You Only Live Once
Enformasyon çağı, bilgiye çok kolay ulaşılabilen, bilginin çok hızlı yayılabildiği günümüzü ifade eden bir tabir. Bundan elli sene önce bir bilgiye ulaşmak için oturduğun yerden kalkmak, kitaba ulaşmak gerekiyorken artık oturduğumuz yerden İkinci Dünya Savaşı'nda Almanların kaç tane tank ürettiğini öğrenebiliyoruz.
İletişimin, bilgi alış-verişinin bu kadar hızlı olduğu günümüzde dikkat çeken bir husus da faydası olmayan, çoğu doğrulanmamış bilgileri zihnimize ister istemez yazıveriyor olduğumuz gerçeği. Facebook veya Twitter'da geçirdiğimiz beş dakika içinde farklı konularda onlarca farklı cümle, cümlecik okuyor, değerlendiriyor ve geçiyoruz. Gerçekten geçebiliyor muyuz? Veya "beş dakika bakayım" niyetiyle açtığımız ekrana hakikaten beş dakika mı bakıyoruz?

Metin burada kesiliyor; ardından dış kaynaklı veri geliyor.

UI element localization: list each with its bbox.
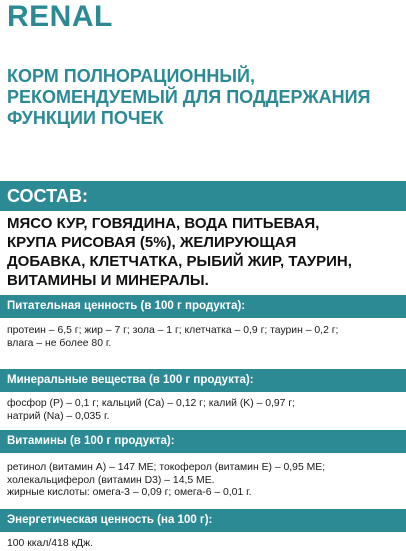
energy-heading-band: Энергетическая ценность (на 100 г): <box>0 509 406 532</box>
vitamins-line: холекальциферол (витамин D3) – 14,5 МЕ. <box>7 474 215 486</box>
composition-line: МЯСО КУР, ГОВЯДИНА, ВОДА ПИТЬЕВАЯ, <box>7 215 320 232</box>
minerals-text <box>7 398 403 423</box>
product-subtitle <box>7 66 399 129</box>
composition-line: ДОБАВКА, КЛЕТЧАТКА, РЫБИЙ ЖИР, ТАУРИН, <box>7 253 352 270</box>
vitamins-line: ретинол (витамин А) – 147 МЕ; токоферол (витамин Е) – 0,95 МЕ; <box>7 462 326 473</box>
nutrition-line: влага – не более 80 г. <box>7 337 112 349</box>
minerals-heading-band: Минеральные вещества (в 100 г продукта): <box>0 369 406 392</box>
subtitle-line: РЕКОМЕНДУЕМЫЙ ДЛЯ ПОДДЕРЖАНИЯ <box>7 87 371 107</box>
vitamins-text <box>7 462 403 500</box>
nutrition-line: протеин – 6,5 г; жир – 7 г; зола – 1 г; клетчатка – 0,9 г; таурин – 0,2 г; <box>7 325 339 336</box>
nutrition-text <box>7 325 403 350</box>
composition-line: КРУПА РИСОВАЯ (5%), ЖЕЛИРУЮЩАЯ <box>7 234 297 251</box>
minerals-line: натрий (Na) – 0,035 г. <box>7 410 110 422</box>
subtitle-line: КОРМ ПОЛНОРАЦИОННЫЙ, <box>7 66 255 86</box>
minerals-line: фосфор (P) – 0,1 г; кальций (Ca) – 0,12 г; калий (K) – 0,97 г; <box>7 398 296 409</box>
energy-text <box>7 538 403 551</box>
composition-text <box>7 214 403 290</box>
energy-line: 100 ккал/418 кДж. <box>7 538 93 549</box>
vitamins-heading-band: Витамины (в 100 г продукта): <box>0 430 406 453</box>
subtitle-line: ФУНКЦИИ ПОЧЕК <box>7 108 164 128</box>
nutrition-heading-band: Питательная ценность (в 100 г продукта): <box>0 295 406 318</box>
composition-line: ВИТАМИНЫ И МИНЕРАЛЫ. <box>7 272 209 289</box>
composition-heading-band: СОСТАВ: <box>0 181 406 211</box>
vitamins-line: жирные кислоты: омега-3 – 0,09 г; омега-6 – 0,01 г. <box>7 487 252 498</box>
brand-title: RENAL <box>7 0 113 33</box>
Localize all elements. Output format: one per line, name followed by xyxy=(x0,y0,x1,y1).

İnterneti, sosyal medyayı, Youtube'u kullanan, kişisel bir projesi, günlük/aylık/yıllık bir okuma, kazanç sağlama hedefi olmayan kişiler muhtemelen internetin zehirleyici etkisi altında kalıyor. Oradan oraya oradan oraya derken, izlediğimiz dizideki müziği ararken birden "Arif'in Mençıstır'a attığı gol"e geliyoruz, saatler bize ilmi, maddi, manevi bir kazanç sağlamaktan çok uzak bir biçimde akıp gidiyor.
Olayın bireysel manada zararı bu şekilde iken, memleketimizin, toplumumuzun genel zararına baksak durumun gerçekten hiç iç açıcı olmadığını görürüz. Desteklediğimiz veya desteklemediğimiz ama bir şekilde şikayet ettiğimiz standartların yükselmesi için internette geçirdiğimiz vakti sınırlayabilir, zamanımızı bir projeye, bir grup projesine aktarabiliriz. Ait olduğumuz bir büyük aile yoksa, bir projeye sahip veya bir projeye dahil değilsek kaybettiğimiz zamanı zaten kayıp olarak görmeyiz.